A Gripple wire joiner is a device used to join and tension wire, to terminate and suspend wires and wire ropes, and also to support false ceilings, cable baskets, and similar items.
They are manufactured in Sheffield, England by Gripple Ltd. The name derives from the fact the device both "grips" and "pulls" wire.
Wire salesman Hugh Facey invented the original "Gripple" wire tensioner and joiner after a conversation in 1986 with a Welsh farmer. The first Gripple wire joiner was launched in the UK in 1988, and Gripple Ltd was established in 1991.
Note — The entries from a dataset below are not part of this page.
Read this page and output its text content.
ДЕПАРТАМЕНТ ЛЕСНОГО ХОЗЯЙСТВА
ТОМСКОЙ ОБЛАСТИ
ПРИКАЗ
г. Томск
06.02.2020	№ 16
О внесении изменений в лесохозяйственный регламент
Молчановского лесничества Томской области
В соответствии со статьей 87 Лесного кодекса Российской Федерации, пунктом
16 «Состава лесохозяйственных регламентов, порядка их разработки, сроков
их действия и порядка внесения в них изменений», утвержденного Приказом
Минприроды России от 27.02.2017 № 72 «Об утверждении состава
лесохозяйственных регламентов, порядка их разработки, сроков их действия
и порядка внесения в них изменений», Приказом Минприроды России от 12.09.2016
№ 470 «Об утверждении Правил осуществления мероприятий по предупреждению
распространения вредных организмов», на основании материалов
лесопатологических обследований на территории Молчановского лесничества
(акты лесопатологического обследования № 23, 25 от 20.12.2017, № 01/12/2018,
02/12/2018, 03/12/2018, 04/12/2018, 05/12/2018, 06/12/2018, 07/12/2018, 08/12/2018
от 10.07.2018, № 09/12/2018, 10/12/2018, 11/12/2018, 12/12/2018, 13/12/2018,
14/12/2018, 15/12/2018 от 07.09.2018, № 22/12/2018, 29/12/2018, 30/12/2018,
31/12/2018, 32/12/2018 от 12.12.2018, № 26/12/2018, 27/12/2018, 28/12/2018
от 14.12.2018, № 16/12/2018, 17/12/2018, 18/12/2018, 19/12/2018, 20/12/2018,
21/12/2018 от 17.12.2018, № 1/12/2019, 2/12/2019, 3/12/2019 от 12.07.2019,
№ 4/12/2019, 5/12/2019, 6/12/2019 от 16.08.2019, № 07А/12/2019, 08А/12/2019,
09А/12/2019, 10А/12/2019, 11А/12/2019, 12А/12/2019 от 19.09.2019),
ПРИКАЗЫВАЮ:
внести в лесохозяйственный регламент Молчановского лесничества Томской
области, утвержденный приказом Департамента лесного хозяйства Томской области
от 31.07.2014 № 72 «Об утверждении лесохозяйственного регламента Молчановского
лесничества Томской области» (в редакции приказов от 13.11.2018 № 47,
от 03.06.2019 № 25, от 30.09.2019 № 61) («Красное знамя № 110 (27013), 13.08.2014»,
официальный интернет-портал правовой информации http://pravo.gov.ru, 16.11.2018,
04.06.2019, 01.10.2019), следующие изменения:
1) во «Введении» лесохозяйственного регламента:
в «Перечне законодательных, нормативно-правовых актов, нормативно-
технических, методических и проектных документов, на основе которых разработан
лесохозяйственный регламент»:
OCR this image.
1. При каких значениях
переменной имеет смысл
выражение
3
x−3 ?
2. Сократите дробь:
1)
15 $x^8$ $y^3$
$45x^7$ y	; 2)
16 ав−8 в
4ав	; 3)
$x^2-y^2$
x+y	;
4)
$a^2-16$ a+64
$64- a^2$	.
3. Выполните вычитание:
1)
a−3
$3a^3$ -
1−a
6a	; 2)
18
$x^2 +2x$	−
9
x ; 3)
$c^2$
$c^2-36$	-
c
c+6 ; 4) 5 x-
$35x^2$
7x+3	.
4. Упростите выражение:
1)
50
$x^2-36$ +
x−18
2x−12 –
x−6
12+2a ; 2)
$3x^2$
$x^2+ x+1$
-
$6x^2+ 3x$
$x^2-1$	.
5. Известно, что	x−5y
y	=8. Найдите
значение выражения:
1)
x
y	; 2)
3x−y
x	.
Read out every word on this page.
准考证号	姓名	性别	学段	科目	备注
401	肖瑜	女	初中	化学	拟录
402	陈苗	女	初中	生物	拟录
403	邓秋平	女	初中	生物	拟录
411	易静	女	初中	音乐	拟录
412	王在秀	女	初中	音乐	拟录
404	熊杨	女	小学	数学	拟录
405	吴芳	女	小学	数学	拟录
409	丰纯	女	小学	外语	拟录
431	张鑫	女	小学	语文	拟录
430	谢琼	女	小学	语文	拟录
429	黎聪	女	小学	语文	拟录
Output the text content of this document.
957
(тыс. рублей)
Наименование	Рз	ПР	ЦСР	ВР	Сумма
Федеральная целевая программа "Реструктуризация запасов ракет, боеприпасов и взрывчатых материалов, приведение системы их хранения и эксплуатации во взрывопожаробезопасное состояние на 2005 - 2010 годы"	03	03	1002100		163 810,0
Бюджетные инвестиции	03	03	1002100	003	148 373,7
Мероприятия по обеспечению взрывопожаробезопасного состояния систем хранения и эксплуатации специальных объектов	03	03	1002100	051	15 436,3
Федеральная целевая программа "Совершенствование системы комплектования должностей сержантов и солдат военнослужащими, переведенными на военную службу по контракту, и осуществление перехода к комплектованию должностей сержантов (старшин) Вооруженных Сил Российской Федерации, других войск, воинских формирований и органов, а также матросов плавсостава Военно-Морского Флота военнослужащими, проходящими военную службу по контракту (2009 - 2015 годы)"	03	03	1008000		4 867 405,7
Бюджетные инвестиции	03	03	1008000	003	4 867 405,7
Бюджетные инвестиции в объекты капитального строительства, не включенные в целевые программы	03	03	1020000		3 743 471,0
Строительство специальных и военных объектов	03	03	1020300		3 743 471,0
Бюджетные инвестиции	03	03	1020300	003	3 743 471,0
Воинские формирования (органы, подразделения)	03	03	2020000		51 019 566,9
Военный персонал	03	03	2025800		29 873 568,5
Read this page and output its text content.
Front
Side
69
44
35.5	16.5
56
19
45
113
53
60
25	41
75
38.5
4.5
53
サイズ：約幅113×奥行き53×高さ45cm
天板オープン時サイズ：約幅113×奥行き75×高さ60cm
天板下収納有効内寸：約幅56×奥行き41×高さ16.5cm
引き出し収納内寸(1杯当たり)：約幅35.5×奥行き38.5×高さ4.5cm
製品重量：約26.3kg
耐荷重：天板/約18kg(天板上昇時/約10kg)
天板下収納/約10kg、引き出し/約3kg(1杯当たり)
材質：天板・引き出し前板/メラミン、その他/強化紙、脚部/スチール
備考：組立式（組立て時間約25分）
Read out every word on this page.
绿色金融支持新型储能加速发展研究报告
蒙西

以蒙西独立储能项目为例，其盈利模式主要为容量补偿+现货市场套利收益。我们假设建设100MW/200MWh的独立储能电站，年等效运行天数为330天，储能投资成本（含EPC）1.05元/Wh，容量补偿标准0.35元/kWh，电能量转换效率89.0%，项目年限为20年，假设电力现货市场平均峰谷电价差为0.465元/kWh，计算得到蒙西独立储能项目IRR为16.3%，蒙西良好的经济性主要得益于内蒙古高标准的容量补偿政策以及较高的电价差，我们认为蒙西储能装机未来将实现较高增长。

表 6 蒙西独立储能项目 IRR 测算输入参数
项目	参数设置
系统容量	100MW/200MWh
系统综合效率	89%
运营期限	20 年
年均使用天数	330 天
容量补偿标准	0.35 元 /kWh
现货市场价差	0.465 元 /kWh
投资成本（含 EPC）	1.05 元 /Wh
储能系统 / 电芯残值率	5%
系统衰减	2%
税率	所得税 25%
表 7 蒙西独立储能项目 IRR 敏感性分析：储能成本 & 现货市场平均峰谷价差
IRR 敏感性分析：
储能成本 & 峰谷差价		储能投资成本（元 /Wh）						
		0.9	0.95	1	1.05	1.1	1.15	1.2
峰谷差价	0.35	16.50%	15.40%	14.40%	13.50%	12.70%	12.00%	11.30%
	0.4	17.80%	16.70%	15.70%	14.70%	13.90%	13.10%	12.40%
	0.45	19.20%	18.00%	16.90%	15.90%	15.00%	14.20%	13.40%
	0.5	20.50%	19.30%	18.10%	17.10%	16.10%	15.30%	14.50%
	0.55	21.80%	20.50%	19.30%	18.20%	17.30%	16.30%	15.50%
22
Wire or wire rope is inserted into a channel in the Gripple wire joiner, where it is gripped by a spring-loaded roller or wedge, and tensioned by being pulled through. The channel is mirrored on the opposite side of the Gripple wire joiner, allowing a second piece of wire to be joined.
By turning a Gripple wire joiner through 90 degrees and combining it with wire rope, it produces a suspension system capable of holding up substantial loads, and this has given rise to a range of Gripple suspension systems, which are sold to the construction industry worldwide.
Thousands of Gripple wire joiners hold together the Great Dingo Fence in Australia, the world's longest fence. The company produces over 30 million Gripple wire joiners per year.